Lyft used to trail Uber in the professionalism stakes; it appealed to a “hippy” crowd. But after retiring its famous mustaches a couple of years ago, it’s grown up and become more serious.
Again, we’re going to give the point to Lyft. Today, the company’s app feels like the Uber app did three years ago when it was in its pomp.
Score: Uber 2-2 Lyft
5. Controversies and Culture
Critics have accused both Uber and Lyft of destroying the traditional taxi industry with their ruthless approach. Typically, the companies’ modus operandi sees them enter a new market without the necessary permits, then use lobbyists to create a political storm if the authorities don’t grant a business license.
But regardless of how you feel about the tactic, it’s not technically breaching any laws. There are far more serious controversies; Uber has a charge sheet as long as your arm. Let’s look at some of the company’s more notorious incidents:
- Throughout 2014: The company used an internal tool called Greyball to avoid giving rides to law enforcement officers in areas where its service is illegal. In May 2017, the United States Department of Justice opened a criminal investigation into the issue.
- February 2016: Uber driver Jason Dalton shot six people in Michigan while working. He continued driving and accepting fares while the police undertook a seven-hour manhunt.
- February 2016: A former Uber employer who reported sexual harassment to her superiors was threatened with the sack if she didn’t drop her claim.
- Mid-2016: Uber suffered a data breach. 600,000 drivers and 57 million customers were affected. Instead of reporting the loss, Uber paid a $100,000 ransom to the hackers.
- January 2017: Uber was forced to pay $20 million to the US government after lying to drivers about potential earnings.
- November 2017: Paradise Papers revealed Uber used offshore accounts to minimize taxes.
The points we’ve listed above don’t even scratch the surface of Uber’s issues. Of course, Lyft isn’t perfect, but it prides itself on being a lot less controversial than Uber.
Here’s how Lyft’s President John Zimmer explained the difference between the two companies to Time Magazine:
“We’re not the nice guys; we’re a better boyfriend. […] In our minds, there’s been a contrast in the values, there’s been a contrast in the type of business we’re building. […] We’re woke.
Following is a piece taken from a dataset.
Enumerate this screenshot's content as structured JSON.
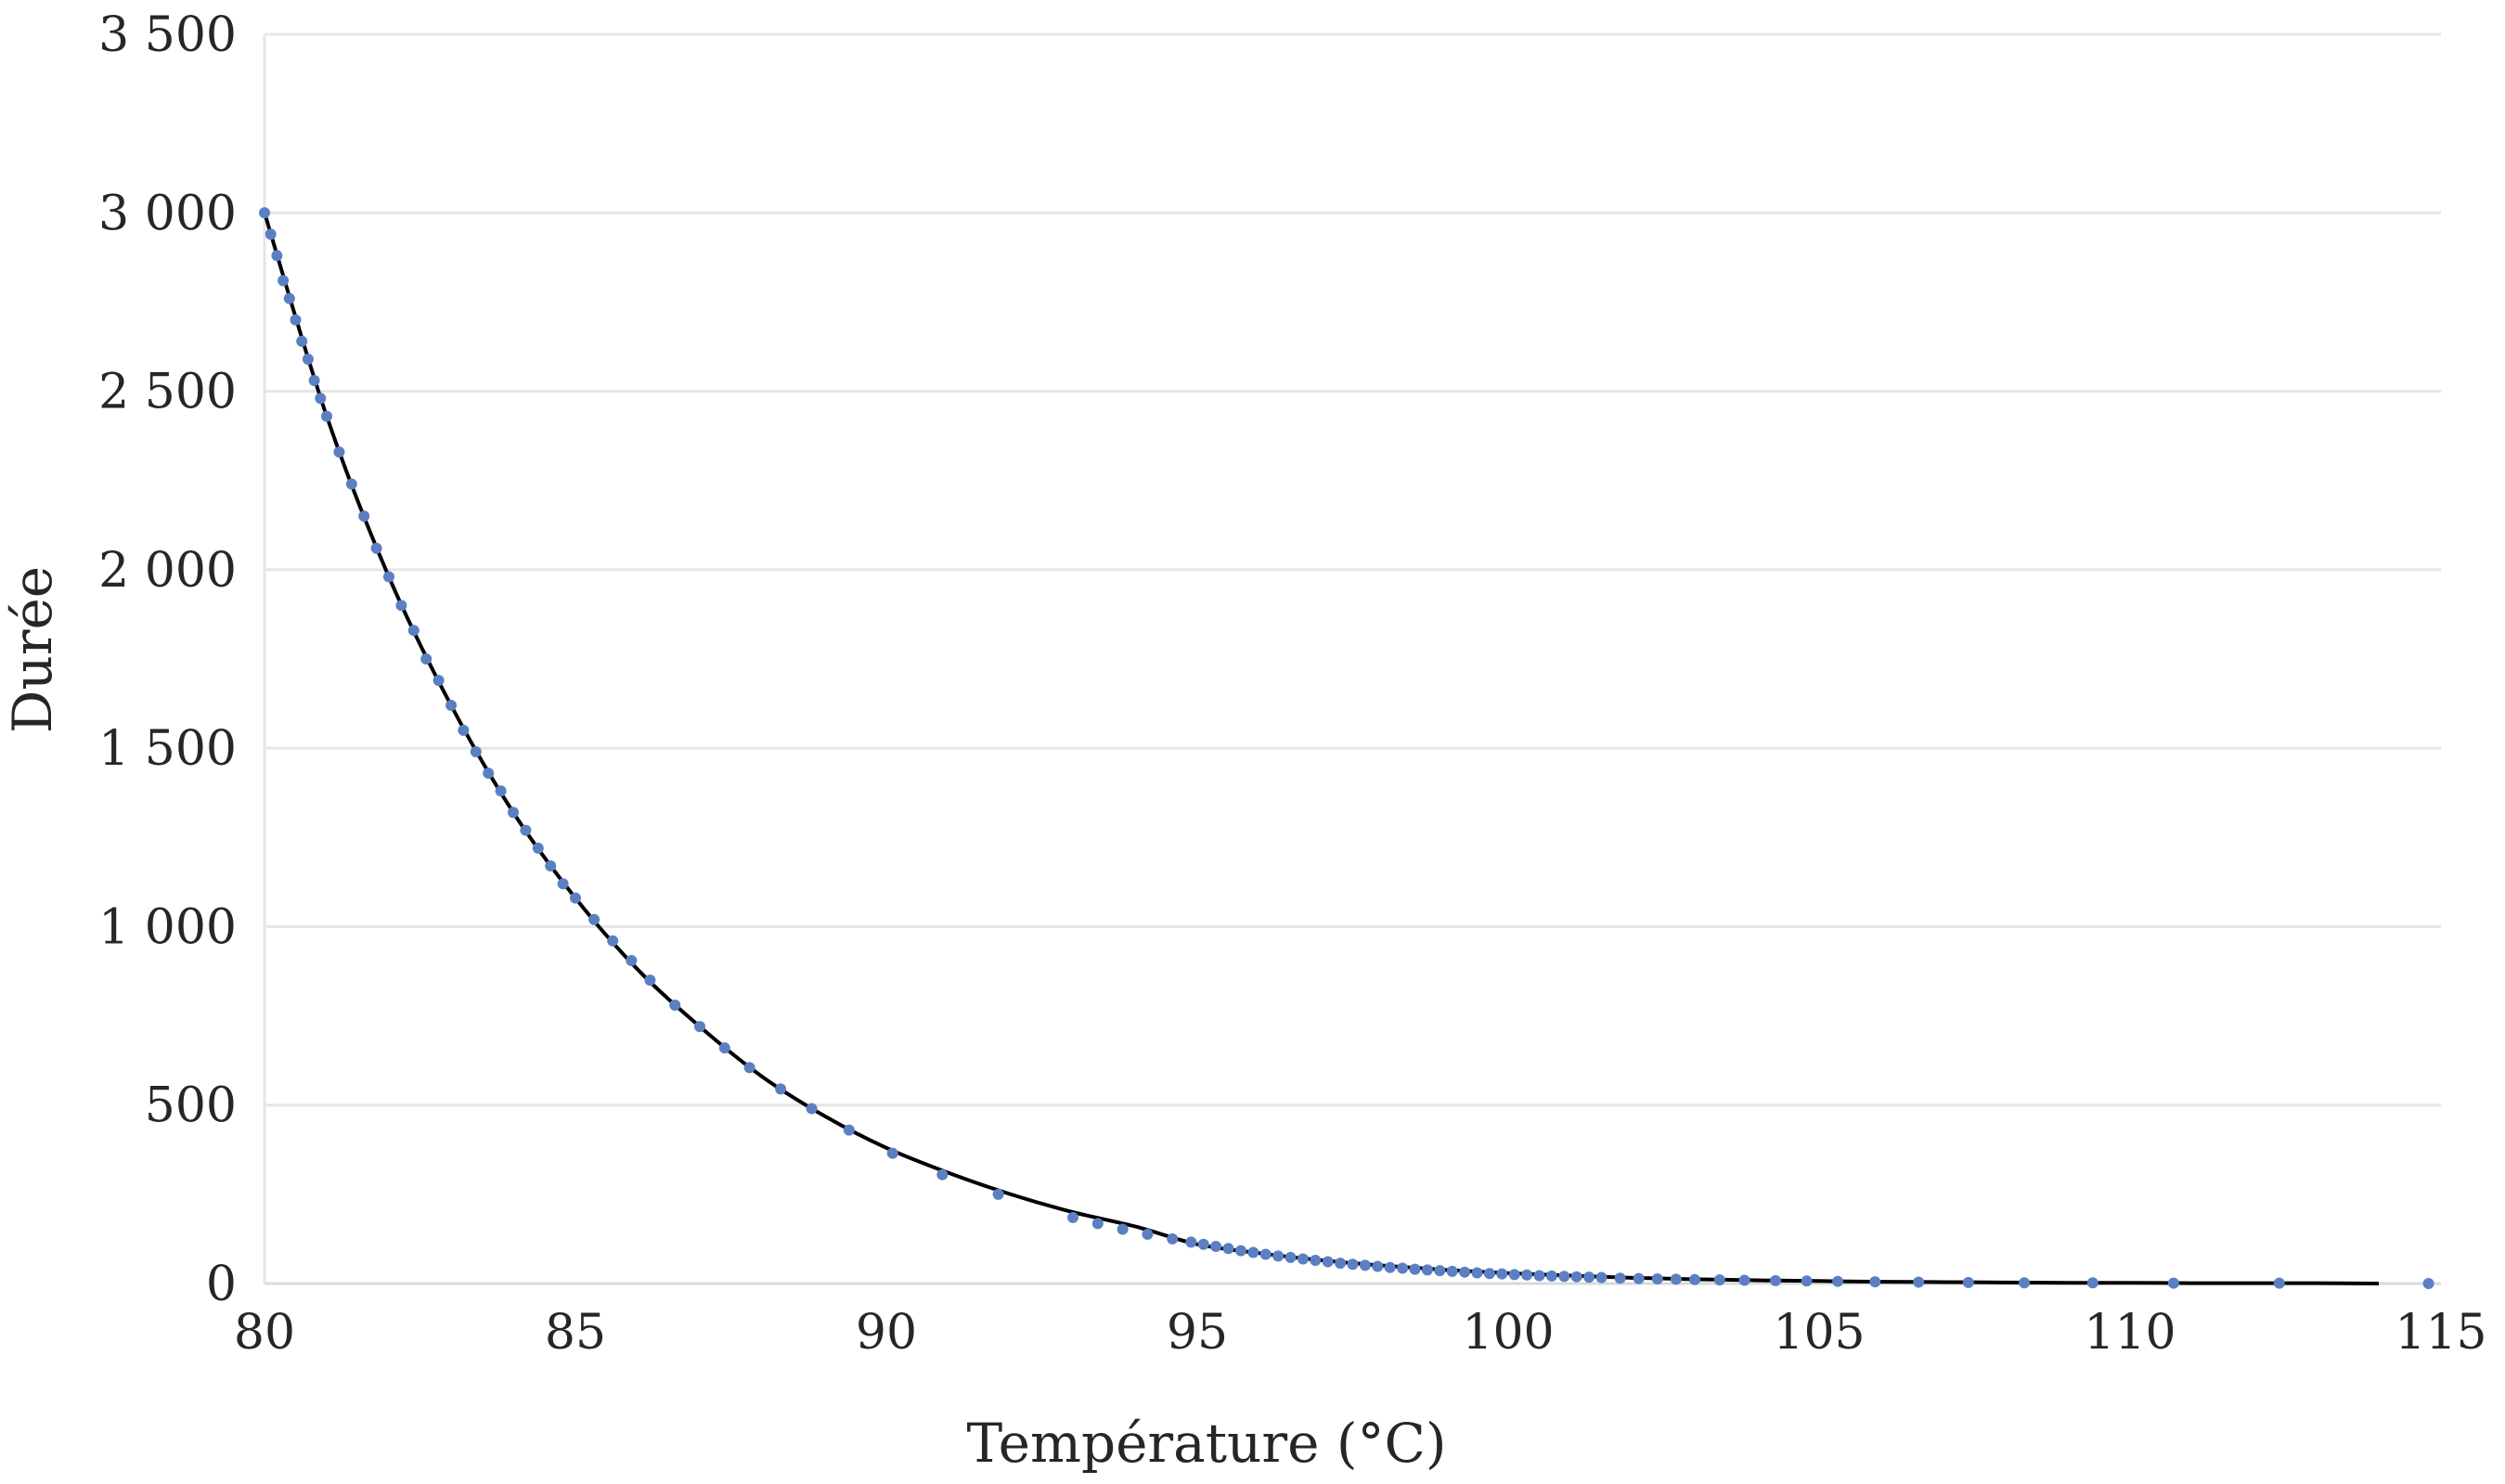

Our community is woke, and the US population is woke. Our choice matters, the seat we take matters.”
Score: Uber 2-3 Lyft
Uber vs. Lyft: Which Should You Use?
As you will see from our running score, we’ve given the victory to Lyft. But in truth, Lyft only gets the nod because of Uber’s poisonous corporate image.
From a rider’s standpoint, no one stands out very much in the Uber vs. Lyft battle . Certainly, the difference is much less noticeable than it was a few years ago.
Some users won’t care about Uber’s corporate indiscretions. If you do, you should choose Lyft every time. But if you don’t, you’ll need to decide what’s more important to you: availability and services or cost and ease-of-use.